Plakk
Satu tamparan mendarat di pipi mulus Alina. Perempuan itu mendesis kesakitan. Ia kira, jika sudah mengalaminya berulang kali, rasanya tidak akan sakit lagi. Air matanya dengan sekuat tenaga bertahan agar tidak jatuh. Dia harus kuat, tinggal sedikit lagi, rencananya akan sempurna.
“Kenapa kamu sangat egois Alina, papa tidak menyangka,” pria itu menghela nafas, “Walau tidak sedarah, kalian itu saudara, tidak seharusnya kamu berbicara seperti itu!”. Dengan wajah merah padam, Lesmana berjalan pergi, meninggalkan tiga wanita di ruang makan.
Salah satunya tersenyum, Seline. Sebagai anak baru di rumah ini, dia cukup pintar mengambil hati papa Alina . Rupanya, sedari kecil ibunya mengajarkan ilmu playing victim. Oleh karena itu, keduanya sangat mirip. Pemandangan itu mengiris hati Alina.
Seline, masih dengan senyum yang melengkung di bibirnya berkata, “Alina yang cantik, makanya ga usah sok deh jadi orang, pake cara mau ngaduin gue ke papa, hahahahah,” gelak tawanya terdengar menjengkelkan.
“Alina, lo udah bukan anak kesayangan lagi di sini, tahta itu udah turun ke gue! lebih baik lo tau diri ya,” cercanya dengan congkak.
Alina tahu dan sadar akan hal itu, dan membenci fakta bahwa dirinya tidak bisa melakukan apapun. Alina enggan bersuara, lalu beranjak dan pergi ke kamarnya dengan tenang. Pikirannya kalut, dilihatnya foto perempuan cantik mengenakan maxi dress yang sedang tersenyum ke arahnya.
“Mama, Alina kangen, apa mama ga bisa kembali?” air mata yang sejak tadi ditahan akhirnya turun juga. Alina terisak, dunia ini sungguh tidak adil baginya, semua jahat.

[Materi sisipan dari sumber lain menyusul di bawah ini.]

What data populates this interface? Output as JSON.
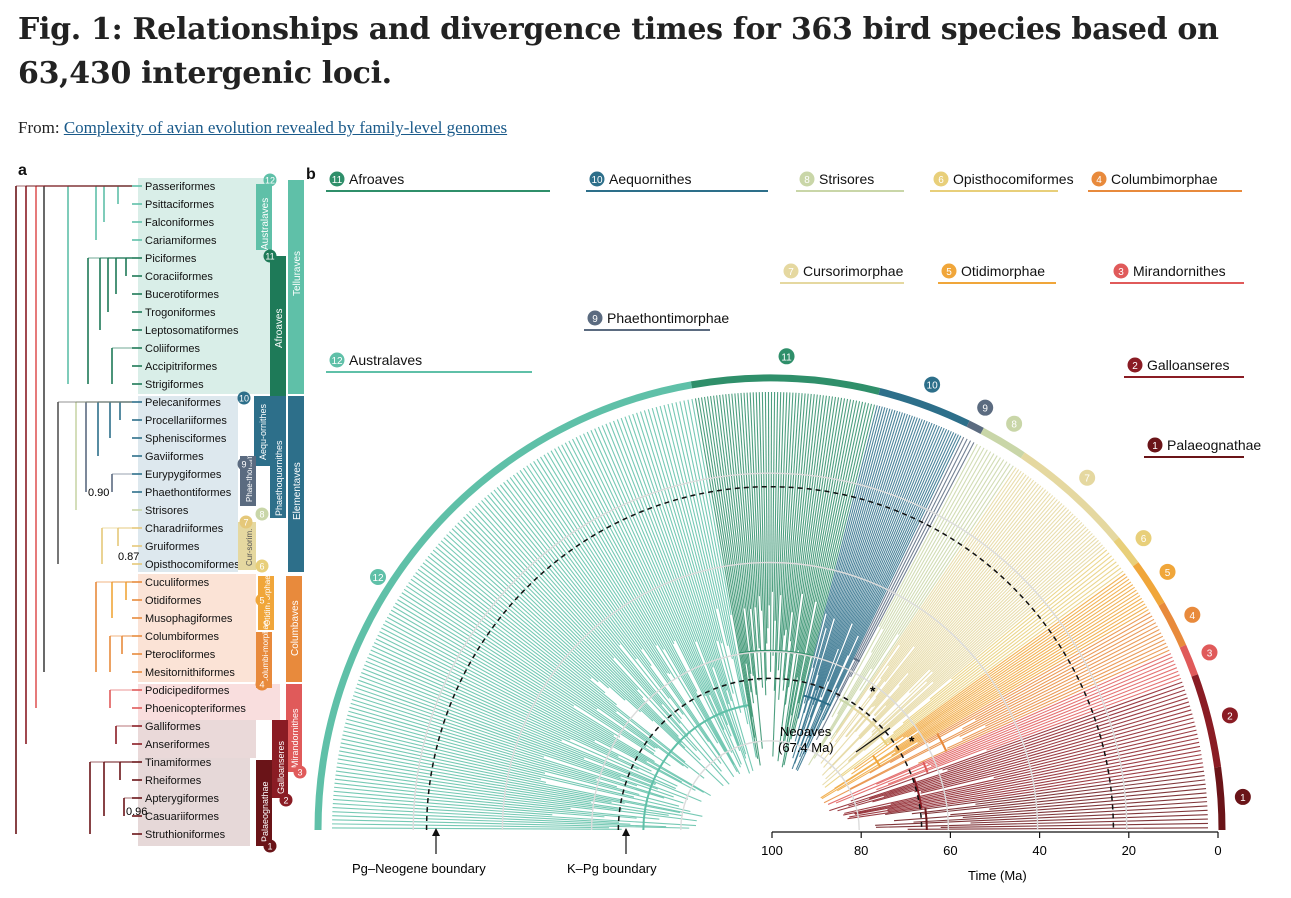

Setelah menangis beberapa saat, Alina tersadar. Untuk keluar dari situasi yang menyesakkan ini, dia harus terus menjalankan rencananya. Alina beranjak, duduk di atas kursi belajarnya dan mulai menorehkan cat di kanvasnya. Dengan tekad yang penuh, tangannya mantap menggenggam kuas. Di atas kanvas itu, di ruangan kamarnya, Alina menciptakan “Dendam”.
*****
“Papaaaa, guru biola Seline kemarin bilang, kalau Seline mungkin bisa coba alat musik lainnya, Seline mau kursus main piano dong papa,” Seline bergelayut manja di lengan sang Papa.
“Seline, sudah jelas kamu punya bakat bermusik, bukannya kamu sudah memenangkan banyak kontes main biola, ya?” Lesmana tersenyum hangat.

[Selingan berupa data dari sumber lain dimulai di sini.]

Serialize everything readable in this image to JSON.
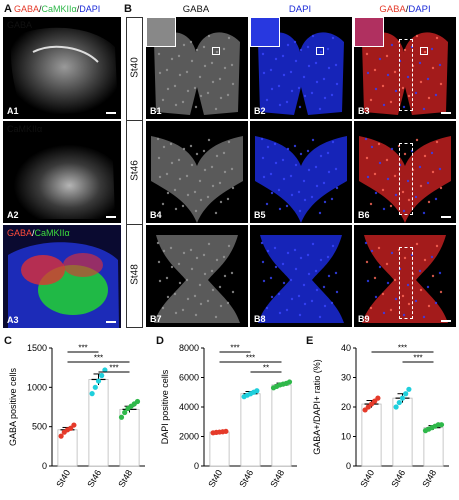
{
  "panel_letters": {
    "A": "A",
    "B": "B",
    "C": "C",
    "D": "D",
    "E": "E"
  },
  "panelA": {
    "header": {
      "part1": "GABA",
      "sep1": "/",
      "part2": "CaMKIIα",
      "sep2": "/",
      "part3": "DAPI"
    },
    "tiles": [
      {
        "label": "A1",
        "channel": "GABA",
        "channel_color": "#ff4a3a"
      },
      {
        "label": "A2",
        "channel": "CaMKIIα",
        "channel_color": "#3ddc3d"
      },
      {
        "label": "A3",
        "channel_a": "GABA",
        "channel_sep": "/",
        "channel_b": "CaMKIIα"
      }
    ]
  },
  "panelB": {
    "col_headers": {
      "c1": "GABA",
      "c2": "DAPI",
      "c3_a": "GABA",
      "c3_sep": "/",
      "c3_b": "DAPI"
    },
    "stages": [
      "St40",
      "St46",
      "St48"
    ],
    "tiles": [
      "B1",
      "B2",
      "B3",
      "B4",
      "B5",
      "B6",
      "B7",
      "B8",
      "B9"
    ]
  },
  "colors": {
    "red": "#e53a2a",
    "cyan": "#1fcfdc",
    "green": "#2fb84a",
    "dapi": "#1a2ad8",
    "gaba": "#ff2a2a"
  },
  "chart_data": [
    {
      "type": "bar",
      "ylabel": "GABA positive cells",
      "categories": [
        "St40",
        "St46",
        "St48"
      ],
      "values": [
        460,
        1100,
        720
      ],
      "errors": [
        30,
        70,
        40
      ],
      "points": [
        [
          380,
          430,
          460,
          480,
          520
        ],
        [
          920,
          1000,
          1080,
          1150,
          1220
        ],
        [
          620,
          680,
          730,
          760,
          790,
          820
        ]
      ],
      "yticks": [
        0,
        500,
        1000,
        1500
      ],
      "ylim": [
        0,
        1500
      ],
      "significance": [
        {
          "from": 0,
          "to": 1,
          "label": "***"
        },
        {
          "from": 0,
          "to": 2,
          "label": "***"
        },
        {
          "from": 1,
          "to": 2,
          "label": "***"
        }
      ]
    },
    {
      "type": "bar",
      "ylabel": "DAPI positive cells",
      "categories": [
        "St40",
        "St46",
        "St48"
      ],
      "values": [
        2300,
        4900,
        5500
      ],
      "errors": [
        50,
        150,
        120
      ],
      "points": [
        [
          2250,
          2280,
          2300,
          2320,
          2350
        ],
        [
          4700,
          4800,
          4900,
          5000,
          5100
        ],
        [
          5300,
          5400,
          5500,
          5550,
          5600,
          5700
        ]
      ],
      "yticks": [
        0,
        2000,
        4000,
        6000,
        8000
      ],
      "ylim": [
        0,
        8000
      ],
      "significance": [
        {
          "from": 0,
          "to": 1,
          "label": "***"
        },
        {
          "from": 0,
          "to": 2,
          "label": "***"
        },
        {
          "from": 1,
          "to": 2,
          "label": "**"
        }
      ]
    },
    {
      "type": "bar",
      "ylabel": "GABA+/DAPI+ ratio (%)",
      "categories": [
        "St40",
        "St46",
        "St48"
      ],
      "values": [
        21,
        23,
        13
      ],
      "errors": [
        1.2,
        1.5,
        0.7
      ],
      "points": [
        [
          19,
          20,
          21,
          22,
          23
        ],
        [
          20,
          21.5,
          23,
          24.5,
          26
        ],
        [
          12,
          12.5,
          13,
          13.5,
          14,
          14
        ]
      ],
      "yticks": [
        0,
        10,
        20,
        30,
        40
      ],
      "ylim": [
        0,
        40
      ],
      "significance": [
        {
          "from": 0,
          "to": 2,
          "label": "***"
        },
        {
          "from": 1,
          "to": 2,
          "label": "***"
        }
      ]
    }
  ]
}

“Iyaa sih paa, tapi Seline tetap mau kursus piano pah, biar nambah skill Seline, bukannya papa malah bangga ya, punya anak yang multitalent?” Seline mengerucutkan bibirnya, lebih merayu.

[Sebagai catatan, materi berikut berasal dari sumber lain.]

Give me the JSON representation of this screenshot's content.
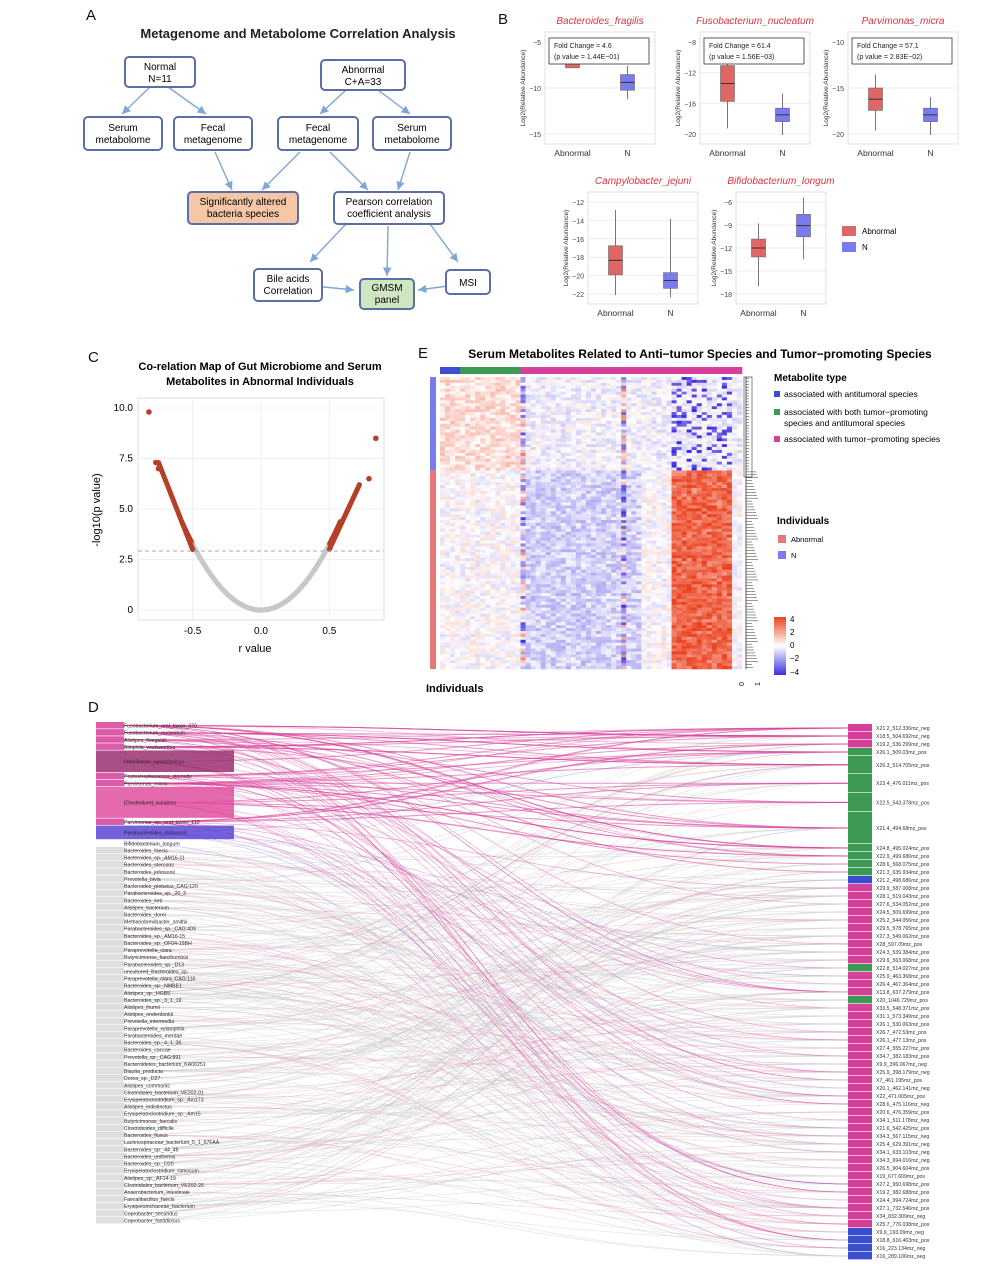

“Tentu papa bangga, sayang. Tapi apa nggak mengganggu kuliahmu? Kamu kan, baru masuk di Law School yang sama dengan papa dulu, dan itu berat,” jawab Lesmana.
Alina mengernyit, rasa-rasanya Seline lebih mirip papanya. Hal itu membuatnya terganggu, kenapa bukan dia yang mirip papanya, malah orang lain. Lagi-lagi Alina menghela napas, merasa asing dan terkucilkan di keluarga ini.
“Ah enggak dong, pa Seline kan pinter. Seline yakin bisa berprestasi saat menjadi pianis, tapi juga excellent di kelas, you should trust me, pa!” sanggah Seline meyakinkan.
“Bener kata Seline mas, dia memang anak yang pintar dan berbakat di dunia musik, tapi di pelajaran pun dia selalu juara satu. Gimana Kalau kamu masukin dia ke private course-nya Alina?” Trisia menambahkan.
“Bener tuh kata mama, pa. Seline mau kok private bareng sama Alina. Alina pasti juga seneng, ya kan Alina?” ujar Seline dengan senyum smirk yang mengganggu.
Ingin sekali Alina mengatakan tidak. Seni adalah salah satu caranya untuk healing. Jika Seline ada di sana, pasti membuatnya semakin terganggu. Ah, tapi apakah papanya akan lebih mendengarkan ucapan Alina daripada Seline?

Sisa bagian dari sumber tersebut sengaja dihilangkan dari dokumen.